N reads the next line into pattern space.[Now there are 2 lines in pattern space.]
If there is no next line to read then sed exits here. [ie: In case of odd lines, sed exits here - and hence the last line is swallowed without printing.]
sed prints the pattern space and cleans it. [Pattern space is empty.]
If EOF reached sed exits here. Else Restart the complete cycle from step 1. [ie: In case of even lines, sed exits here.]
Summary: In this case sed reads 2 lines and prints 2 lines at a time. Last line is swallowed it there are odd lines (see step 3).
CASE 2:
sed reads a line from input. [Now there is 1 line in pattern space.]
N reads the next line into pattern space. [Now there are 2 lines in pattern space.]
If it fails exit here. This occurs only if there is 1 line.
If its not last line($!) print the first line(P) from pattern space. [The first line from pattern space is printed. But still there are 2 lines in pattern space.]
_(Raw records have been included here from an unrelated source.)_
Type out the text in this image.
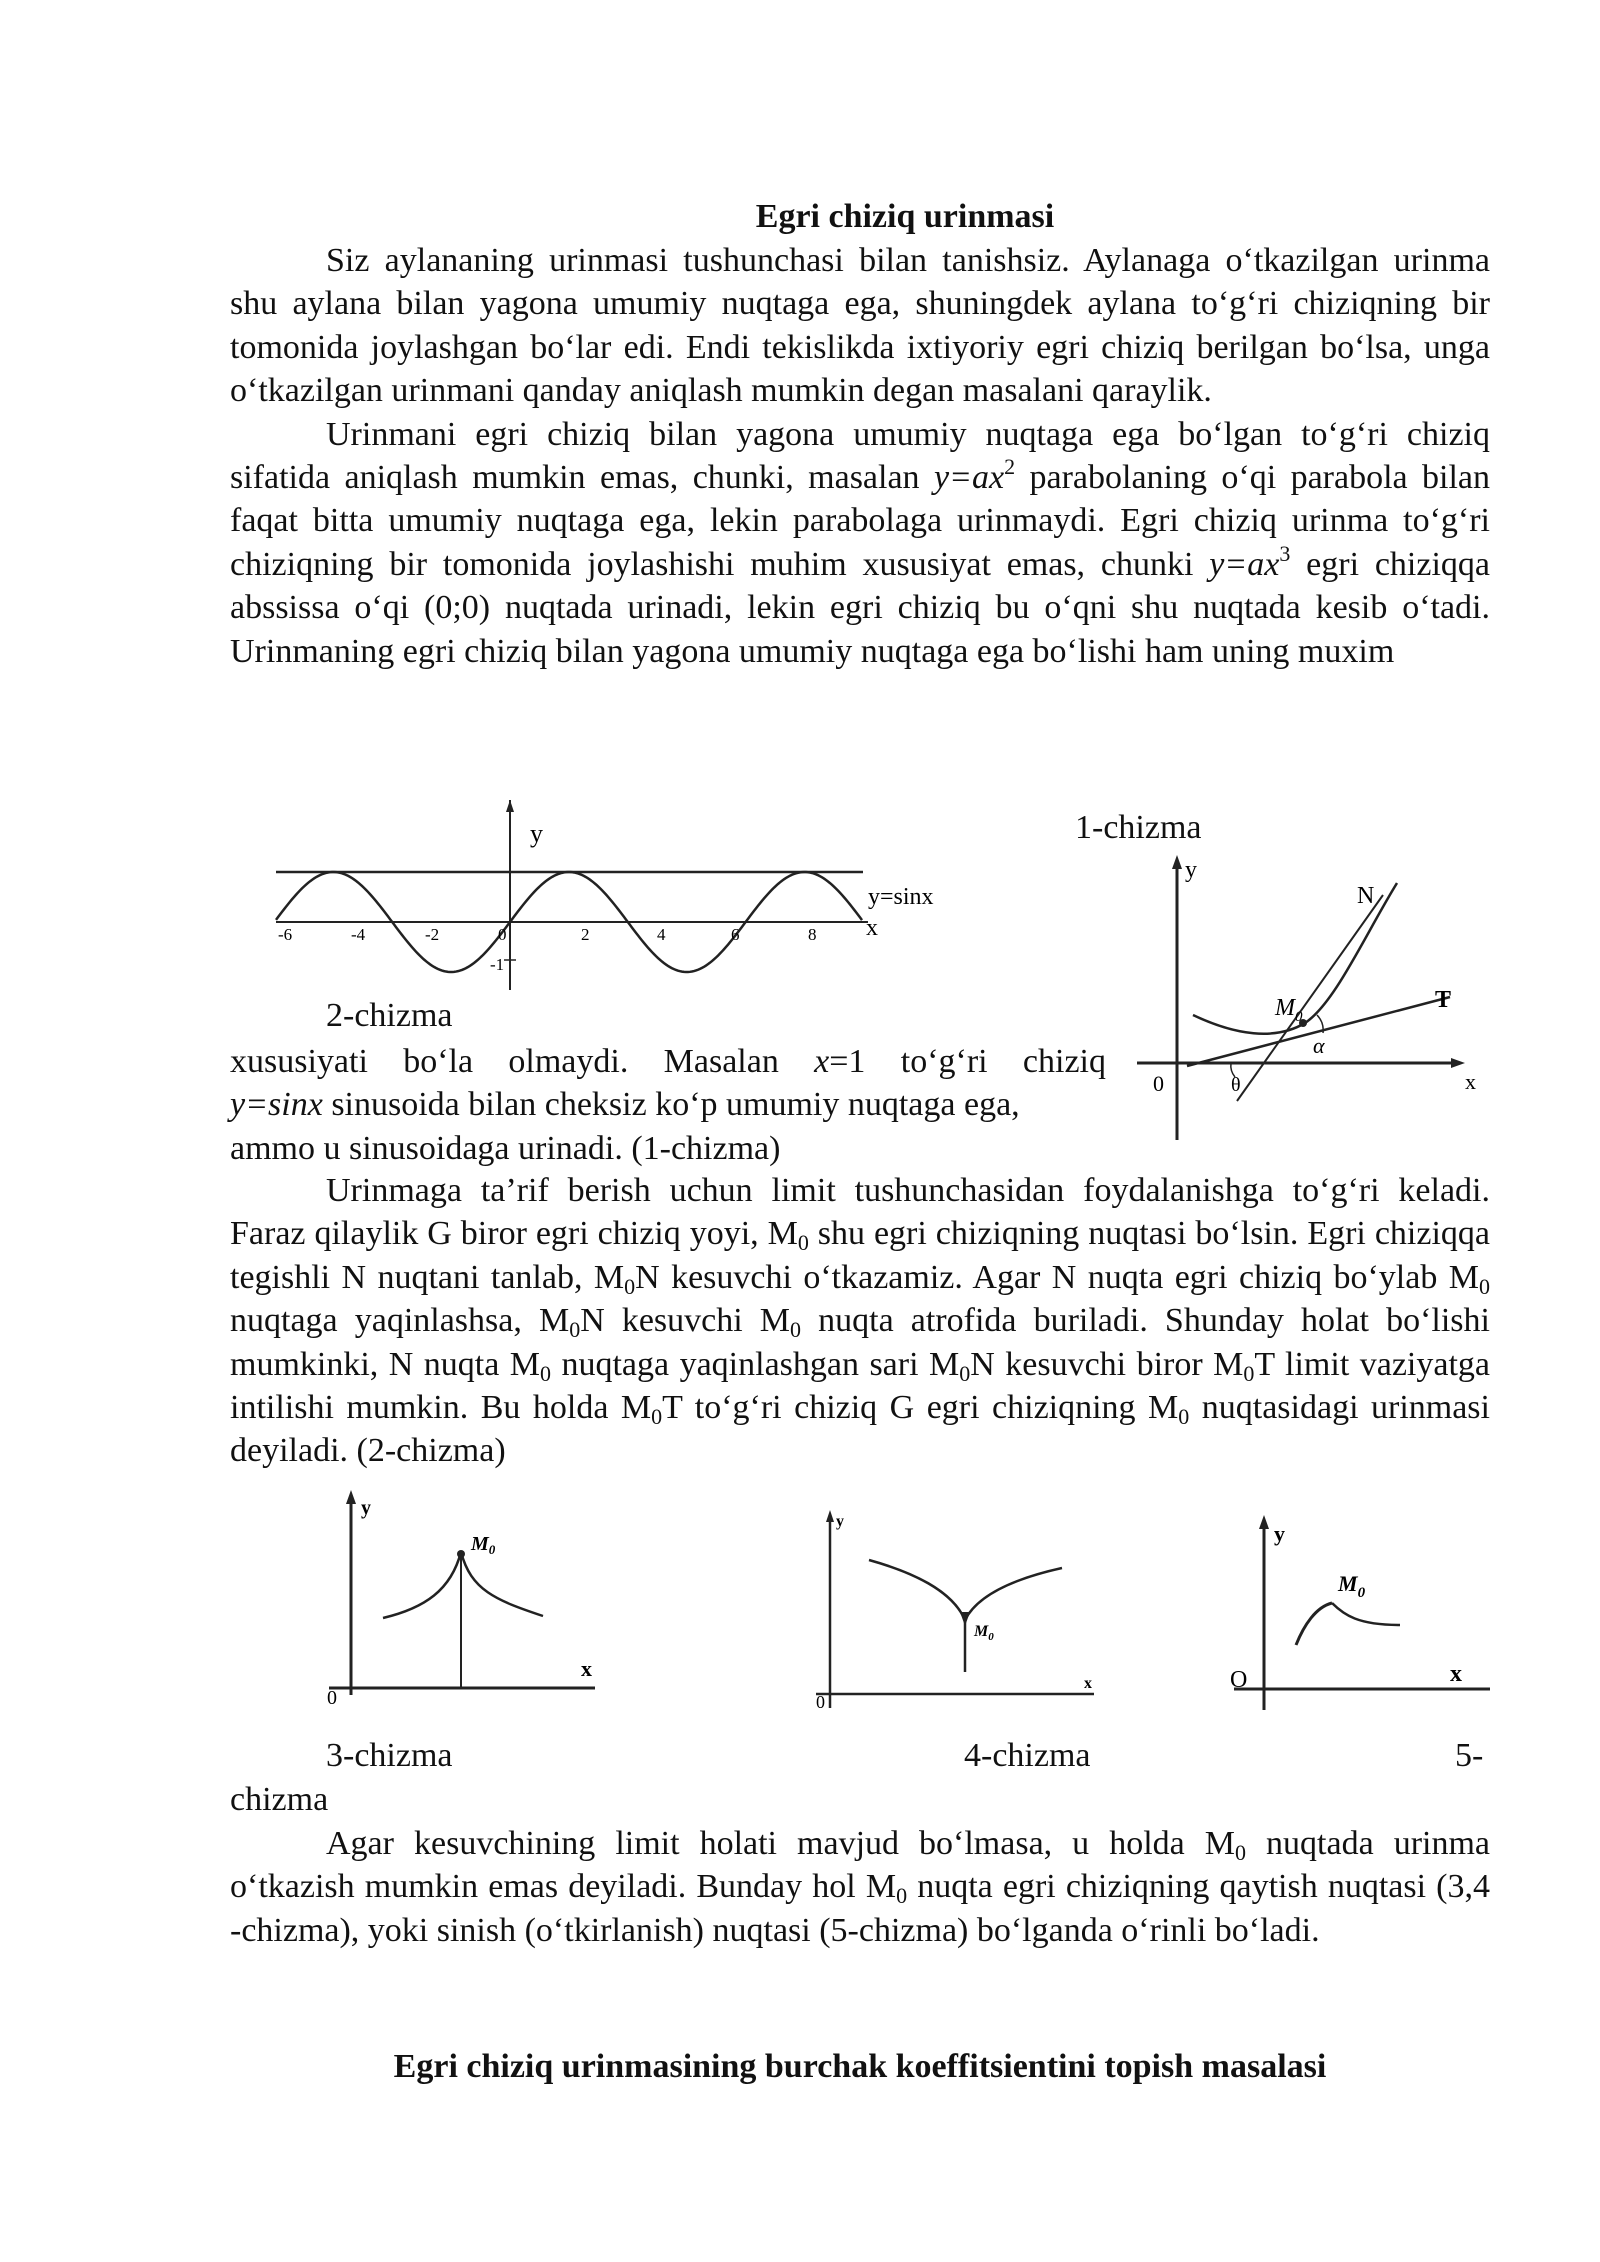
Egri chiziq urinmasi

Siz aylananing urinmasi tushunchasi bilan tanishsiz. Aylanaga o‘tkazilgan urinma shu aylana bilan yagona umumiy nuqtaga ega, shuningdek aylana to‘g‘ri chiziqning bir tomonida joylashgan bo‘lar edi. Endi tekislikda ixtiyoriy egri chiziq berilgan bo‘lsa, unga o‘tkazilgan urinmani qanday aniqlash mumkin degan masalani qaraylik.

Urinmani egri chiziq bilan yagona umumiy nuqtaga ega bo‘lgan to‘g‘ri chiziq sifatida aniqlash mumkin emas, chunki, masalan $y=ax^2$ parabolaning o‘qi parabola bilan faqat bitta umumiy nuqtaga ega, lekin parabolaga urinmaydi. Egri chiziq urinma to‘g‘ri chiziqning bir tomonida joylashishi muhim xususiyat emas, chunki $y=ax^3$ egri chiziqqa abssissa o‘qi (0;0) nuqtada urinadi, lekin egri chiziq bu o‘qni shu nuqtada kesib o‘tadi. Urinmaning egri chiziq bilan yagona umumiy nuqtaga ega bo‘lishi ham uning muxim

-6	-4	-2	0	2	4	6	8
-1
y
x
y=sinx
1-chizma
y
x
0
N
$M_0$
T
α
θ
2-chizma

xususiyati bo‘la olmaydi. Masalan x=1 to‘g‘ri chiziq

y=sinx sinusoida bilan cheksiz ko‘p umumiy nuqtaga ega,

ammo u sinusoidaga urinadi. (1-chizma)

Urinmaga ta’rif berish uchun limit tushunchasidan foydalanishga to‘g‘ri keladi. Faraz qilaylik G biror egri chiziq yoyi, $M_0$ shu egri chiziqning nuqtasi bo‘lsin. Egri chiziqqa tegishli N nuqtani tanlab, $M_0N$ kesuvchi o‘tkazamiz. Agar N nuqta egri chiziq bo‘ylab $M_0$ nuqtaga yaqinlashsa, $M_0N$ kesuvchi $M_0$ nuqta atrofida buriladi. Shunday holat bo‘lishi mumkinki, N nuqta $M_0$ nuqtaga yaqinlashgan sari $M_0N$ kesuvchi biror $M_0T$ limit vaziyatga intilishi mumkin. Bu holda $M_0T$ to‘g‘ri chiziq G egri chiziqning $M_0$ nuqtasidagi urinmasi deyiladi. (2-chizma)

y
x
0
$M_0$
y
x
0
$M_0$
y
x
O
$M_0$
3-chizma	4-chizma	5-
chizma

Agar kesuvchining limit holati mavjud bo‘lmasa, u holda $M_0$ nuqtada urinma o‘tkazish mumkin emas deyiladi. Bunday hol $M_0$ nuqta egri chiziqning qaytish nuqtasi (3,4 -chizma), yoki sinish (o‘tkirlanish) nuqtasi (5-chizma) bo‘lganda o‘rinli bo‘ladi.

Egri chiziq urinmasining burchak koeffitsientini topish masalasi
If its not last line($!) delete the first line(D) from pattern space [Now there is only 1 line (the second one) in the pattern space.] and restart the command cycle from step 2. And its because of the command D (see the excerpt above).
If its last line($) then delete(d) the complete pattern space. [ie. reached EOF ] [Before beginning this step there were 2 lines in the pattern space which are now cleaned up by d - at the end of this step, the pattern space is empty.]
sed automatically stops at EOF.
Summary: In this case :
sed reads 2 lines first.
if there is next line available to read, print the first line and read the next line.
else delete both lines from cache. This way it always deletes the last 2 line.
CASE 3:
Its the same case as CASE:1, just remove the Step 2 from it.